Qu’est ce que l’écriture de ce livre vous a apporté ?  La paix de l’esprit, en premier lieu alors que j’en attendais le contraire ! Je me sens libre et avec l’envie de croquer la vie à pleines dents. Il y a également une certaine crainte face à l’acceptation que pourra bien  avoir la lecture de l’ouvrage par mes proches ou amis… c’est humain, je crois ! Mais, n’ai-je pas eu l’audace de l’écrire ? Il m’appartient maintenant de mener sa promotion à bon port, que j’espère large et fructueuse.  Cela m’a apporté, aussi, une forte volonté de médiatisation des sujets abordés ; en télé, radio, comme dans d’autres médias. Avis aux intéressés !…

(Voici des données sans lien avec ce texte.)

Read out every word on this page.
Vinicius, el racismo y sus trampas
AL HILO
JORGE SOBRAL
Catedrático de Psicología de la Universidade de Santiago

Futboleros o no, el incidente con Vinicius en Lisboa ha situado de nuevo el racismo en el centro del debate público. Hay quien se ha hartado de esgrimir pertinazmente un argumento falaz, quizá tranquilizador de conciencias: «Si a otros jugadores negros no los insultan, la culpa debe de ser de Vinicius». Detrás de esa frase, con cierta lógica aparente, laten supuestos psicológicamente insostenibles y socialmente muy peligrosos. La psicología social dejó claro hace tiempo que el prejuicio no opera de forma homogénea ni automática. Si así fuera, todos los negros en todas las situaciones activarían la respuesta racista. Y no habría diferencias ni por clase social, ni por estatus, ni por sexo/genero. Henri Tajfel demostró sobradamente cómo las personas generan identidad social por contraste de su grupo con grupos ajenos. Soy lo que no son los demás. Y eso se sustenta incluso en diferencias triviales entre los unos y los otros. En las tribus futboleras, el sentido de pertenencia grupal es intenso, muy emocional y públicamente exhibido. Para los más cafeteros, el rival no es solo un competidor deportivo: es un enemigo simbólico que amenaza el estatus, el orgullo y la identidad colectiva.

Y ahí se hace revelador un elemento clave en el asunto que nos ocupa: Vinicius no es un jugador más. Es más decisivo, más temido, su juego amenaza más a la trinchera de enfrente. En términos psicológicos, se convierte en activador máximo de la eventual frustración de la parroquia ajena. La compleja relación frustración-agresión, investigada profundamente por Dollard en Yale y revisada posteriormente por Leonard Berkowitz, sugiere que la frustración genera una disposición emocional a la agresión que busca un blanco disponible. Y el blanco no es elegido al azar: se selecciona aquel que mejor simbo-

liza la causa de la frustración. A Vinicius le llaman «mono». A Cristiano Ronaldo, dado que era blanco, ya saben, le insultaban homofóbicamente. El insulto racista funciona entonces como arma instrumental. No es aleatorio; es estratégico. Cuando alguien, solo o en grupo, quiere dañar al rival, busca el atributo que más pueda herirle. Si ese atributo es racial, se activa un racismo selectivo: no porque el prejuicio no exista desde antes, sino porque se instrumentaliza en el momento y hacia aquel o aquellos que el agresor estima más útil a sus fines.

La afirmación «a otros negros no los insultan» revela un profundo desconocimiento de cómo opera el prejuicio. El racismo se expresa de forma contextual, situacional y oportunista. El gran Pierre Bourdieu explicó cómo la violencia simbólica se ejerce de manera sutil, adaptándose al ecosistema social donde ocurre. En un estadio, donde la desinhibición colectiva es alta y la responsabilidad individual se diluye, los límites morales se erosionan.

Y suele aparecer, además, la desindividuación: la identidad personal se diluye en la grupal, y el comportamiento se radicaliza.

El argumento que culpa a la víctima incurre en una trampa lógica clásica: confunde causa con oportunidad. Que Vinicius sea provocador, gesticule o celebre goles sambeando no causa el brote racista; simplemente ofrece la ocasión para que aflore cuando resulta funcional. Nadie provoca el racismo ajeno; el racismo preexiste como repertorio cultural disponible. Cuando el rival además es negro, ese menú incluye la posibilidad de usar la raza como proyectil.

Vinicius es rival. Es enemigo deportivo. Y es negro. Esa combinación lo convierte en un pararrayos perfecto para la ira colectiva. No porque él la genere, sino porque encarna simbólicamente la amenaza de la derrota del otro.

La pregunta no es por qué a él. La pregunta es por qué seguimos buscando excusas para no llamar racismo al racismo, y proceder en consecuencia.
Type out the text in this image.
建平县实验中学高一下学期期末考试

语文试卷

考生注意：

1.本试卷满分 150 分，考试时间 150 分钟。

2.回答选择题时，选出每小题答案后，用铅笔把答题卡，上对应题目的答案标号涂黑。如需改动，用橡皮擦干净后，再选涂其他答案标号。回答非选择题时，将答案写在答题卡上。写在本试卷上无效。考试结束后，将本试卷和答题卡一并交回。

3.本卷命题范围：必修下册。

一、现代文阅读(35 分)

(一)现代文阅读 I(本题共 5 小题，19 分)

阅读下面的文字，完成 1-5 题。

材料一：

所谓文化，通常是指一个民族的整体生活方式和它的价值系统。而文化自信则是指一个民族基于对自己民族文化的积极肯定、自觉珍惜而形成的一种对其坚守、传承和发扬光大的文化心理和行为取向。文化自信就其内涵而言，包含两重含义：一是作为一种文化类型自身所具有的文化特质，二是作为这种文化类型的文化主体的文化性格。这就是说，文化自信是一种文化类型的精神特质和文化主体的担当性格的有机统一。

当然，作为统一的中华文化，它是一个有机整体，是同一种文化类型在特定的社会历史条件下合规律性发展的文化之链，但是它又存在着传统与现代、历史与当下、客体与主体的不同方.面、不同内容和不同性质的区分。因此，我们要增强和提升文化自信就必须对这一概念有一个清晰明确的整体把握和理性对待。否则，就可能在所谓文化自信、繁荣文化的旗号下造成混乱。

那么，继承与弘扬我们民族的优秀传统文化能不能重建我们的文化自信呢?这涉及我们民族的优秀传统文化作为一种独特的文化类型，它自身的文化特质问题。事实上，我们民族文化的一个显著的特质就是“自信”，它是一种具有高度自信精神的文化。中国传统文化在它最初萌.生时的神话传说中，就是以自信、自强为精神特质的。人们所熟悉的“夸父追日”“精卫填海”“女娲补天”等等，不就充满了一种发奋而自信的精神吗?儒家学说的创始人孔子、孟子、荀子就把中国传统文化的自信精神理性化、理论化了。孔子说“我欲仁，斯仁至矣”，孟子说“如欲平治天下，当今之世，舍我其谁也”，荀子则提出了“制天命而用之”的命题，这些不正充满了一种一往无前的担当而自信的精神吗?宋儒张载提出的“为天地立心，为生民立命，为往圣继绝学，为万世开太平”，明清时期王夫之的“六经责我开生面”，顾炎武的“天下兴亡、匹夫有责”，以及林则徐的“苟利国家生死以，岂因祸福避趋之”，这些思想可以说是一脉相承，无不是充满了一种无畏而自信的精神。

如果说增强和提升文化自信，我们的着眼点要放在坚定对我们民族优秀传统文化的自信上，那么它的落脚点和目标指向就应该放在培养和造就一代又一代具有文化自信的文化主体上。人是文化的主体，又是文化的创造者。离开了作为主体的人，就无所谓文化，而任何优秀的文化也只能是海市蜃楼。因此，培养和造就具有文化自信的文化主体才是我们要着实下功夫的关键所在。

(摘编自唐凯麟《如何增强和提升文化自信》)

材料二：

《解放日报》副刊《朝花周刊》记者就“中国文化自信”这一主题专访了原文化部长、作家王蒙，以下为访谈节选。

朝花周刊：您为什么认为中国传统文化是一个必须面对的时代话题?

Vos premiers ouvrages sont dans un tout autre style d’écriture, pourquoi ce changement et pourquoi maintenant ? Je n’ai pas de style d’écriture déterminé pour tous mes ouvrages. Les premiers ouvrages me semblaient requérir une écriture en poésie classique symbolique, plus encline à suggérer, influer, retracer ce que j’avais à dire, à transmettre.  Le syndrome du cœur battu s’inscrit davantage dans « le récit » avec tout ce qu’il comporte : actualité, mordant, simplicité ; véracité. Le présent style me semblait davantage convenir pour le sujet traité. Plonger le lecteur dans l’actualité, la dure réalité du sujet demandait précisément ce style. Pourquoi maintenant ? Sans doute ne suis-je plus encline à me protéger derrière « l’écran » de la poésie, comme me l’a dernièrement dit Clara Duchet, à qui j’ai dédié en partie ce livre. Ouvrage également dédié à Nadine, ma chère sœur ; à Claude, qui sait ce qu’amitié veut dire et à Bibyane que j’aurais aimé connaître en personne. Je l’ai dédié à « la Fée Clochette » aussi, mais cela, n’allez pas lui dire !…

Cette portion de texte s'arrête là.